2 can be Integer as well as long and it can be resolve to both. you made compiler confused whom to invoke :)
5.12.2.2 Choose the Most Specific Method
If more than one method declaration is
both accessible and applicable to a
method invocation, it is necessary to
choose one to provide the descriptor
for the run-time method dispatch. The
Java programming language uses the
rule that the most specific method is
chosen. The informal intuition is that
one method declaration is more
specific than another if any
invocation handled by the first method
could be passed on to the other one
without a compile-time type error.
The precise definition is as follows.
Let m be a name and suppose that there
are two declarations of methods named
m, each having n parameters. Suppose
that one declaration appears within a
class or interface T and that the
types of the parameters are T1, . . .
, Tn; suppose moreover that the other
declaration appears within a class or
interface U and that the types of the
parameters are U1, . . . , Un. Then
the method m declared in T is more
specific than the method m declared in
U if and only if both of the following
are true:
T can be converted to U by method
invocation conversion.

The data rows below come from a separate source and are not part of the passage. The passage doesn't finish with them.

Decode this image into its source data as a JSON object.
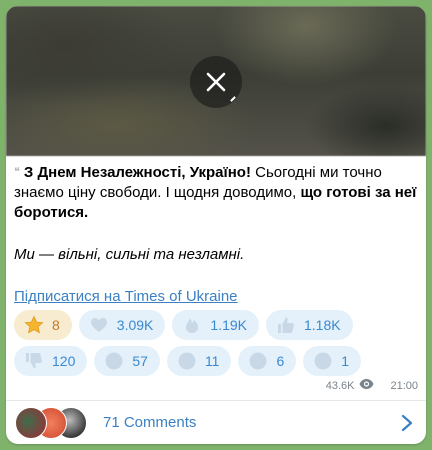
{
  "post": {
    "text_lead_bold": "З Днем Незалежності, Україно!",
    "text_lead_rest": " Сьогодні ми точно знаємо ціну свободи. І щодня доводимо, ",
    "text_lead_end_bold": "що готові за неї боротися.",
    "text_italic": "Ми — вільні, сильні та незламні.",
    "subscribe_link": "Підписатися на Times of Ukraine"
  },
  "reactions": [
    {
      "icon": "star-icon",
      "count": "8"
    },
    {
      "icon": "heart-icon",
      "count": "3.09K"
    },
    {
      "icon": "fire-icon",
      "count": "1.19K"
    },
    {
      "icon": "thumbs-up-icon",
      "count": "1.18K"
    },
    {
      "icon": "thumbs-down-icon",
      "count": "120"
    },
    {
      "icon": "reaction-icon",
      "count": "57"
    },
    {
      "icon": "reaction-icon",
      "count": "11"
    },
    {
      "icon": "reaction-icon",
      "count": "6"
    },
    {
      "icon": "reaction-icon",
      "count": "1"
    }
  ],
  "meta": {
    "views": "43.6K",
    "time": "21:00"
  },
  "comments": {
    "label": "71 Comments"
  },
  "colors": {
    "accent": "#3b80c4",
    "reaction_bg": "#e5f1fa",
    "star_reaction_bg": "#f7ebd0",
    "chat_background": "#7fb26a"
  }
}
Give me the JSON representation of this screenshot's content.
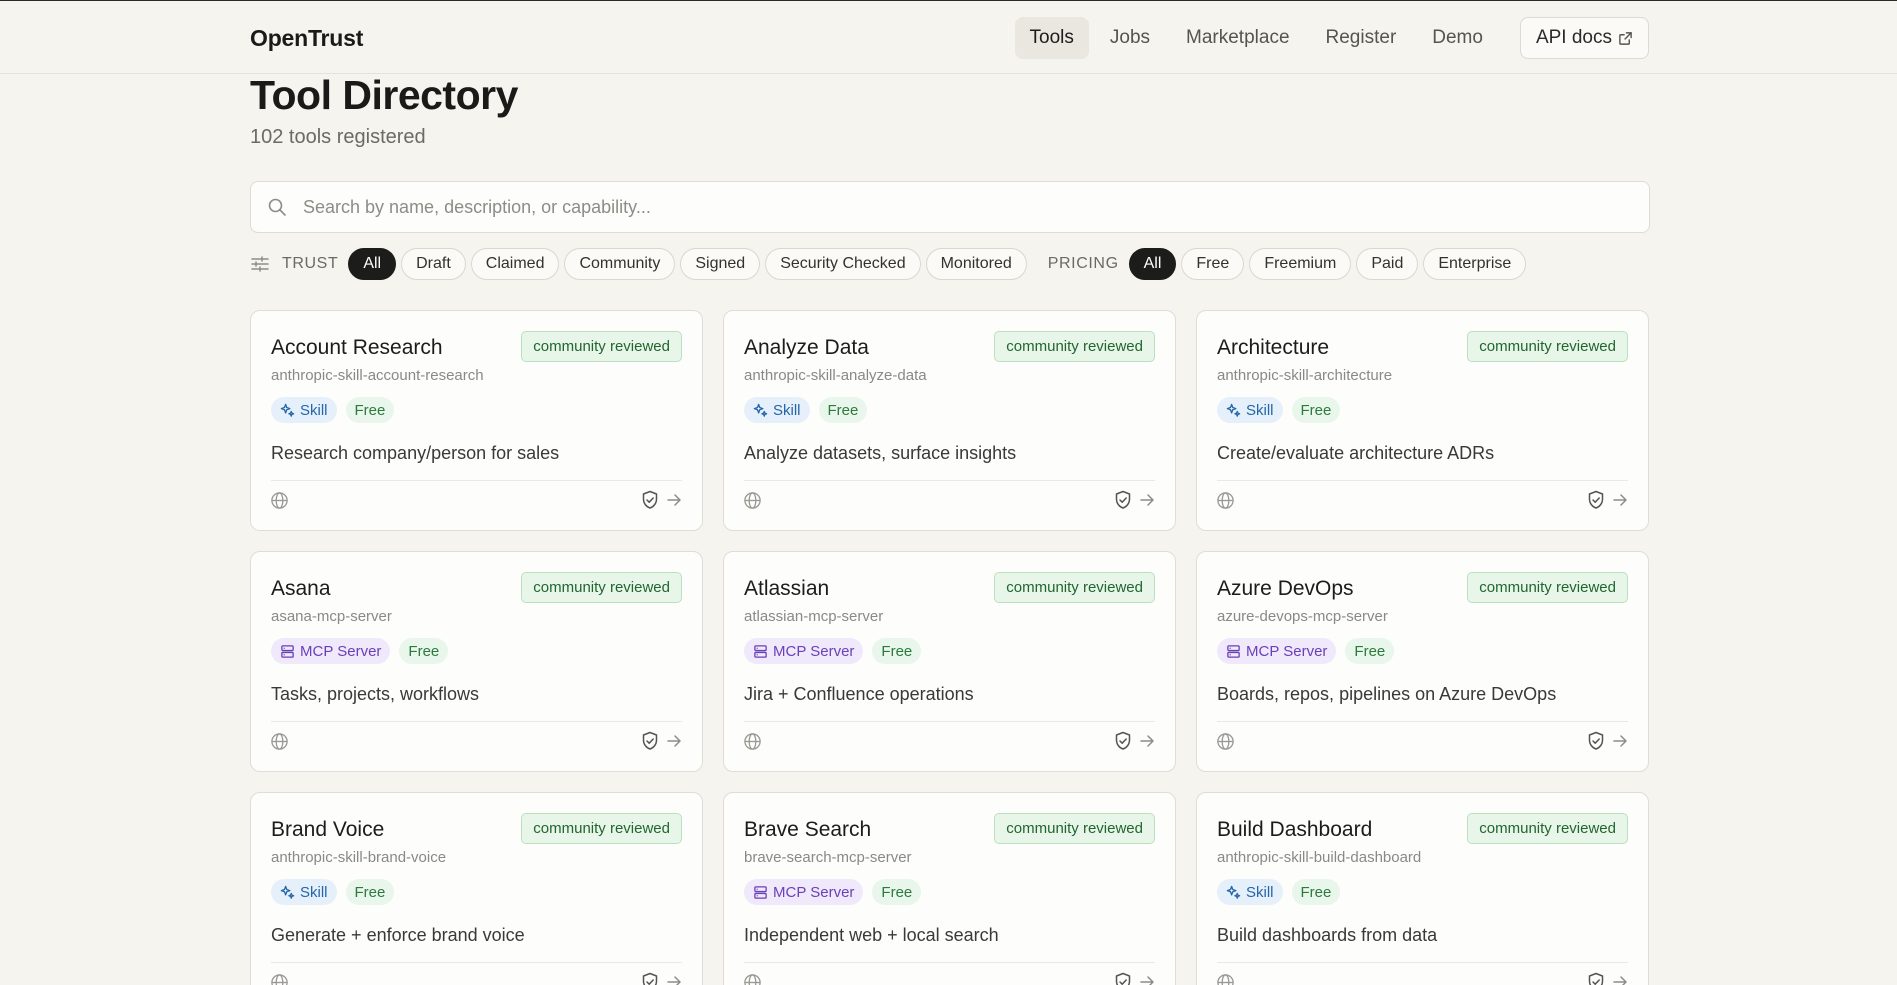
{
  "header": {
    "brand": "OpenTrust",
    "nav": [
      {
        "label": "Tools",
        "active": true
      },
      {
        "label": "Jobs",
        "active": false
      },
      {
        "label": "Marketplace",
        "active": false
      },
      {
        "label": "Register",
        "active": false
      },
      {
        "label": "Demo",
        "active": false
      }
    ],
    "api_docs_label": "API docs",
    "api_docs_icon": "external-link-icon"
  },
  "page": {
    "title": "Tool Directory",
    "subtitle": "102 tools registered"
  },
  "search": {
    "value": "",
    "placeholder": "Search by name, description, or capability..."
  },
  "filters": {
    "trust_label": "TRUST",
    "trust": [
      "All",
      "Draft",
      "Claimed",
      "Community",
      "Signed",
      "Security Checked",
      "Monitored"
    ],
    "trust_selected": "All",
    "pricing_label": "PRICING",
    "pricing": [
      "All",
      "Free",
      "Freemium",
      "Paid",
      "Enterprise"
    ],
    "pricing_selected": "All"
  },
  "cards": [
    {
      "name": "Account Research",
      "slug": "anthropic-skill-account-research",
      "badge": "community reviewed",
      "type": "Skill",
      "pricing": "Free",
      "description": "Research company/person for sales"
    },
    {
      "name": "Analyze Data",
      "slug": "anthropic-skill-analyze-data",
      "badge": "community reviewed",
      "type": "Skill",
      "pricing": "Free",
      "description": "Analyze datasets, surface insights"
    },
    {
      "name": "Architecture",
      "slug": "anthropic-skill-architecture",
      "badge": "community reviewed",
      "type": "Skill",
      "pricing": "Free",
      "description": "Create/evaluate architecture ADRs"
    },
    {
      "name": "Asana",
      "slug": "asana-mcp-server",
      "badge": "community reviewed",
      "type": "MCP Server",
      "pricing": "Free",
      "description": "Tasks, projects, workflows"
    },
    {
      "name": "Atlassian",
      "slug": "atlassian-mcp-server",
      "badge": "community reviewed",
      "type": "MCP Server",
      "pricing": "Free",
      "description": "Jira + Confluence operations"
    },
    {
      "name": "Azure DevOps",
      "slug": "azure-devops-mcp-server",
      "badge": "community reviewed",
      "type": "MCP Server",
      "pricing": "Free",
      "description": "Boards, repos, pipelines on Azure DevOps"
    },
    {
      "name": "Brand Voice",
      "slug": "anthropic-skill-brand-voice",
      "badge": "community reviewed",
      "type": "Skill",
      "pricing": "Free",
      "description": "Generate + enforce brand voice"
    },
    {
      "name": "Brave Search",
      "slug": "brave-search-mcp-server",
      "badge": "community reviewed",
      "type": "MCP Server",
      "pricing": "Free",
      "description": "Independent web + local search"
    },
    {
      "name": "Build Dashboard",
      "slug": "anthropic-skill-build-dashboard",
      "badge": "community reviewed",
      "type": "Skill",
      "pricing": "Free",
      "description": "Build dashboards from data"
    }
  ],
  "colors": {
    "background": "#f5f4ef",
    "accent_dark": "#1c1c1a",
    "badge_green": "#22652f",
    "skill_blue": "#2466a8",
    "mcp_purple": "#6b3fb8"
  }
}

Tj can be
converted to Uj by method invocation
conversion, for all j from 1 to n. A
method is said to be maximally
specific for a method invocation if it
is applicable and accessible and there
is no other applicable and accessible
method that is more specific. If there
is exactly one maximally specific
method, then it is in fact the most
specific method; it is necessarily
more specific than any other method
that is applicable and accessible. It
is then subjected to some further
compile-time checks as described in
§15.12.3.
It is possible that no method is the
most specific, because there are two
or more maximally specific methods. In
this case:
If all the maximally specific methods
have the same signature, then: If one
of the maximally specific methods is
not declared abstract, it is the most
specific method. Otherwise, all the
maximally specific methods are
necessarily declared abstract. The
most specific method is chosen
arbitrarily among the maximally
specific methods. However, the most
specific method is considered to throw
a checked exception if and only if
that exception is declared in the
throws clauses of each of the
maximally specific methods. Otherwise,
we say that the method invocation is
ambiguous, and a compile-time error
occurs.
15.12.2.3 Example: Overloading Ambiguity
Consider the example:
class Point { int x, y; }
class ColoredPoint extends Point { int color; }
class Test {
static void test(ColoredPoint p, Point q) {
System.out.println("(ColoredPoint, Point)");
}
static void test(Point p, ColoredPoint q) {
System.out.println("(Point, ColoredPoint)");
}
public static void main(String[] args) {
ColoredPoint cp = new ColoredPoint();
test(cp, cp); // compile-time error
}
}
This example produces an error at compile time. The problem is that there are two declarations of test that are applicable and accessible, and neither is more specific than the other. Therefore, the method invocation is ambiguous.
If a third definition of test were added:
static void test(ColoredPoint p, ColoredPoint q) {
System.out.println("(ColoredPoint, ColoredPoint)");
}
then it would be more specific than the other two, and the method invocation would no longer be ambiguous.